What is surgery?
Sep. 6th, 2007 02:58 pm![[personal profile]](https://www.dreamwidth.org/img/silk/identity/user.png)
A question, prompted by my encounter yesterday with a mad person. What is surgery to you? Is it:
a) Something that is inherently risky and painful, to be resorted to only when the likely benefits outweigh the likely harms (and almost certain pain).
b) An assault on the body's integrity and a form of charlatanism. I'll have some Noni juice and a Reiki massage, please.
c) A way to get some TLC and attention from nurses/surgeons/my family (plus, cool scars!).
d) The only way to fix a problem for good.
e) My NHS given right dammit, and I'm not leaving till I get some!
f) A totally valid career choice.
Discuss (If f, it's OK, you may go now. Here's a fresh pair of scrubs and a banana for you.)
a) Something that is inherently risky and painful, to be resorted to only when the likely benefits outweigh the likely harms (and almost certain pain).
b) An assault on the body's integrity and a form of charlatanism. I'll have some Noni juice and a Reiki massage, please.
c) A way to get some TLC and attention from nurses/surgeons/my family (plus, cool scars!).
d) The only way to fix a problem for good.
e) My NHS given right dammit, and I'm not leaving till I get some!

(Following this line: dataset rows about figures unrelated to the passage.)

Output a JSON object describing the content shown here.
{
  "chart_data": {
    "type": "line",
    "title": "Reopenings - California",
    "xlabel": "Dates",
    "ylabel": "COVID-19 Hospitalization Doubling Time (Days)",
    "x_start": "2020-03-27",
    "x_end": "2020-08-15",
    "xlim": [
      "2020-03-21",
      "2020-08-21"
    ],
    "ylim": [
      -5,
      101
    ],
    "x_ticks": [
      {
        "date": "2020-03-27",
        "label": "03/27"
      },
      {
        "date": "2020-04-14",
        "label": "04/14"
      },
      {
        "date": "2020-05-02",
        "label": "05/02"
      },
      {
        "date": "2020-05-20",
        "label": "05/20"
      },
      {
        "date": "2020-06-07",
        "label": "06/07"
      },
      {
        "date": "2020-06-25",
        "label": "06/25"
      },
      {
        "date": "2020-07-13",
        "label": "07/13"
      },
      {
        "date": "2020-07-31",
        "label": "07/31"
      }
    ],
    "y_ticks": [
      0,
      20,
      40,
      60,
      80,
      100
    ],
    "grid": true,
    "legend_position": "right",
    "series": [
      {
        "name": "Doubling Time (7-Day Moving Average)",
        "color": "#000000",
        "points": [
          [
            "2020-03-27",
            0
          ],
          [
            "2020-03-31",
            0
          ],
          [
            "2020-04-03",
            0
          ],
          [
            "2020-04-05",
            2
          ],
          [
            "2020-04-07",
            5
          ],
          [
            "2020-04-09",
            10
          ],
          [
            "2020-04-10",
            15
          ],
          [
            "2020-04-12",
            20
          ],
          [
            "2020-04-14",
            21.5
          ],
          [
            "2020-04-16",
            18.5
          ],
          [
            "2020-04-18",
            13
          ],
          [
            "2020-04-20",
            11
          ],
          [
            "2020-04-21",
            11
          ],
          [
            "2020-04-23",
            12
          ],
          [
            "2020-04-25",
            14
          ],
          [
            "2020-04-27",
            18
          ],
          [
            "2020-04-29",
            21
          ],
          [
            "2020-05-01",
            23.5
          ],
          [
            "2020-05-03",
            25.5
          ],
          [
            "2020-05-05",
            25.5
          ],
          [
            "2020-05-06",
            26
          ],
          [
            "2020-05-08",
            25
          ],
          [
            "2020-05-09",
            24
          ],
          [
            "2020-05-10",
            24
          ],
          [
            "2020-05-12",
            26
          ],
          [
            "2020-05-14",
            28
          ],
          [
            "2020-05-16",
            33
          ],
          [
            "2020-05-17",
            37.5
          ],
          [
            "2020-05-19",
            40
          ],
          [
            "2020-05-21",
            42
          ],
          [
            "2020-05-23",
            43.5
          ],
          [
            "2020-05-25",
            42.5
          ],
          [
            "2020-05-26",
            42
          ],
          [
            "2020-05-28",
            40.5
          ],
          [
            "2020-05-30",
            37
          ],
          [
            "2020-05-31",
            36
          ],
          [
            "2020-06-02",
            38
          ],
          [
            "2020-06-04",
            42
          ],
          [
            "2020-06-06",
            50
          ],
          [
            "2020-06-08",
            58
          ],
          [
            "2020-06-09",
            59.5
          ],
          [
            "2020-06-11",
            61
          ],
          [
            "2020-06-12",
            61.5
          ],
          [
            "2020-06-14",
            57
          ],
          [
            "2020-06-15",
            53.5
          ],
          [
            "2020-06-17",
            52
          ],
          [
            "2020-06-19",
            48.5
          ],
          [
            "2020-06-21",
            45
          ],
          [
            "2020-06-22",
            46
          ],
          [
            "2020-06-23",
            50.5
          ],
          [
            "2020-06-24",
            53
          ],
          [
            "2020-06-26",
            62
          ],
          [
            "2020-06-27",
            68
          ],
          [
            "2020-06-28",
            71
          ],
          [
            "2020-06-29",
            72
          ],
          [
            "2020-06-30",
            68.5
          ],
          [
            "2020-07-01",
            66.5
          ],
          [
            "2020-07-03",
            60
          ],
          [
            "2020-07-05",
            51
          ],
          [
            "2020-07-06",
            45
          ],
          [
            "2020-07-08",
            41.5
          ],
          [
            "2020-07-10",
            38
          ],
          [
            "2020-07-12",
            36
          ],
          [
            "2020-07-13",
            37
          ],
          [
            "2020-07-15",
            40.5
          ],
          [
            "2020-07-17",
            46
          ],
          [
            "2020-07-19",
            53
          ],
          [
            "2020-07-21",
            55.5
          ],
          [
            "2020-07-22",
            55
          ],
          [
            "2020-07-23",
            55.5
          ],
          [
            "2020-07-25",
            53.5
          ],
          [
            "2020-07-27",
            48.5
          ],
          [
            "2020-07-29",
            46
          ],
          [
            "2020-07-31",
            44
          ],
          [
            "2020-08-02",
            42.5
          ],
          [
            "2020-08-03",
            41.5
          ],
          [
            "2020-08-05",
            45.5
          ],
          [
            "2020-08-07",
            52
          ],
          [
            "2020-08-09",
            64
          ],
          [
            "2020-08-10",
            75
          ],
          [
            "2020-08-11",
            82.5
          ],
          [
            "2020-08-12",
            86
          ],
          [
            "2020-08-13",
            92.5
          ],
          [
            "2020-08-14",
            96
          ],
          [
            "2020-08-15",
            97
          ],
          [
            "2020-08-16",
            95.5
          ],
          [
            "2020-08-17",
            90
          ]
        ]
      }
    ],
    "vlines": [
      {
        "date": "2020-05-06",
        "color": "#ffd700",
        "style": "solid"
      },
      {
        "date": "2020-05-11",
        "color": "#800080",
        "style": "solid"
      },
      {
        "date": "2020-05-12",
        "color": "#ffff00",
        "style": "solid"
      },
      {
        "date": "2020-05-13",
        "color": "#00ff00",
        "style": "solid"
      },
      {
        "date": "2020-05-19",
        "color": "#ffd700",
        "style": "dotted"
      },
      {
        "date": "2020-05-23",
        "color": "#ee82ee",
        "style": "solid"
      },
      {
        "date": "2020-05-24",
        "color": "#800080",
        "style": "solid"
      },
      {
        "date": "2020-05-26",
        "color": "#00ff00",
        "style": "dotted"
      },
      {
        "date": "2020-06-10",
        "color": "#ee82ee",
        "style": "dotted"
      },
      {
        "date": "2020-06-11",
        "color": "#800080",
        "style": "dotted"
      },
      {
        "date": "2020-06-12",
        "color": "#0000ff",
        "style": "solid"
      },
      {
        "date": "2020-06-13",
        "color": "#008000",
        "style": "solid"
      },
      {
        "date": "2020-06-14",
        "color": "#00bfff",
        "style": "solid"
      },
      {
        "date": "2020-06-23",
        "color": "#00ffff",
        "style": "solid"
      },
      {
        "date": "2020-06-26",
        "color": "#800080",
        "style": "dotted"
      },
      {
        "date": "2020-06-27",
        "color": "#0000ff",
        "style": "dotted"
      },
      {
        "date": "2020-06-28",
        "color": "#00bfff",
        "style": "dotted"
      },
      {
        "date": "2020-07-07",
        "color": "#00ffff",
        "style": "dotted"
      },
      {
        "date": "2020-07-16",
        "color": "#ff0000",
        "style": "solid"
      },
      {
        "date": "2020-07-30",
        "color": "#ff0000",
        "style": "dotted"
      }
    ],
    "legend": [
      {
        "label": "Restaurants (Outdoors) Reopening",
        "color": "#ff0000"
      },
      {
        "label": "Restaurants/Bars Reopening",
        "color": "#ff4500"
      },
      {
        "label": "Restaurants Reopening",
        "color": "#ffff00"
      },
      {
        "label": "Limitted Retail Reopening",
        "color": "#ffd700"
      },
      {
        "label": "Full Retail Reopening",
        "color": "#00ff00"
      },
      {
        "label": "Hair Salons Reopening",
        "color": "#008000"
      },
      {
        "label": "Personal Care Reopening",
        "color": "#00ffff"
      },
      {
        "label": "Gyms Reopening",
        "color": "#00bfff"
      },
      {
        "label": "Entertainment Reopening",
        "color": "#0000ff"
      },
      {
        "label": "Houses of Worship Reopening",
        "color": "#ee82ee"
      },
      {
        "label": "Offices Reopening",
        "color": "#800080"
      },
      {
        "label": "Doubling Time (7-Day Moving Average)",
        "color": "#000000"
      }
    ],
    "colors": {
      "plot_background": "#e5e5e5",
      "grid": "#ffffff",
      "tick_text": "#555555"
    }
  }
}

f) A totally valid career choice.
Discuss (If f, it's OK, you may go now. Here's a fresh pair of scrubs and a banana for you.)
no subject
Date: 2007-09-06 02:07 pm (UTC)no subject
Date: 2007-09-06 02:44 pm (UTC)(I'm not meaning to sound disingenuous. I think I have found a disconnect between my thinking and that of many laypeople. )
no subject
Date: 2007-09-06 02:50 pm (UTC)d1) in some cases, the only way to fix it.
This is totally distinct from:
d2) always / necessarily the only way to fix it.
What did your mad person think?
no subject
Date: 2007-09-06 03:18 pm (UTC)On the other hand, it's never a good prognostic factor to find a person reading their chart, and the first words out of their mouth are 'it says here they're supposed to be giving me morphine in the drip every 4 hours, and they're not!' (Smart enough to work out all that, but not smart enough to see that the order is under a big heading 'to be given if required'
no subject
Date: 2007-09-06 03:55 pm (UTC)My surgery (today, as it happens!) was not something I was looking forward to, but it was a solution to a problem, in the same way as my root canal surgery will be later this year. My dentist initially tried to persuade me that I didn't want to have the nerve removed, but it's stupid and annoying to keep being in pain with it when it's pretty easy to fix this way and we've tried everything else. I wouldn't let a/ discourage me from that - yes there will be pain but there will also be anaesthetic!
I'd go with a/ and d/, with my qualifier for d/ being that surgery is the either the last resort after the other options have been tried or that it is the most efficient solution.
no subject
Date: 2007-09-06 10:48 pm (UTC)Oh god, you have no idea how hard it is to convey this to some people! It seems self evident to me, but it seems some people here 'operation' and think 'they're going to fix me'. There are definitely cases where to operate is the most sensible option. There are others where to operate causes more problems than it's like to fix. The concept of risk/benefit analysis is very difficult to convey to a subset of people.
(I have sat in a gynae clinic as a student and seen patients come in with years of pelvic pain. After being observed for long enough, most of them got a total hysterectomy plus tubes/ovaries removed. When their pain continued the gynaecological surgeons would happily say 'well I know it's not your reproductive tract, because I've taken all that out. So I'll be referring you to the gastrointestinal surgeons now.' This is the result of the 'surgery will fix pain' mindset!)
I'm beginning to wonder if this is because the health system holds 'the keys' to the surgery cupboard, which creates a heightened air of desirability. ("If the queue's this long, it's gotta be good!"). While I don't think a/ is meant to be a discourager, I think that an acknowledgement of this fact would result in much more realistic expectations).
no subject
Date: 2007-09-07 07:08 am (UTC)I can understand a patient with severe and chronic pain having this hope/mentality, and also to a lesser extent the doctors who treat them. It's simple desperation. And if a docter were to say, look, you'll be in this much pain for the rest of your life - apart from the horror for the doctor of having to say this, they would probably then also have to explain themselves to the coroner shortly afterwards... And who's to say that the next surgery won't help?!
But there's a great difference, I think, between a small number of people who really do have something serious wrong with them, and a larger number of people who *think* they have something serious wrong with them.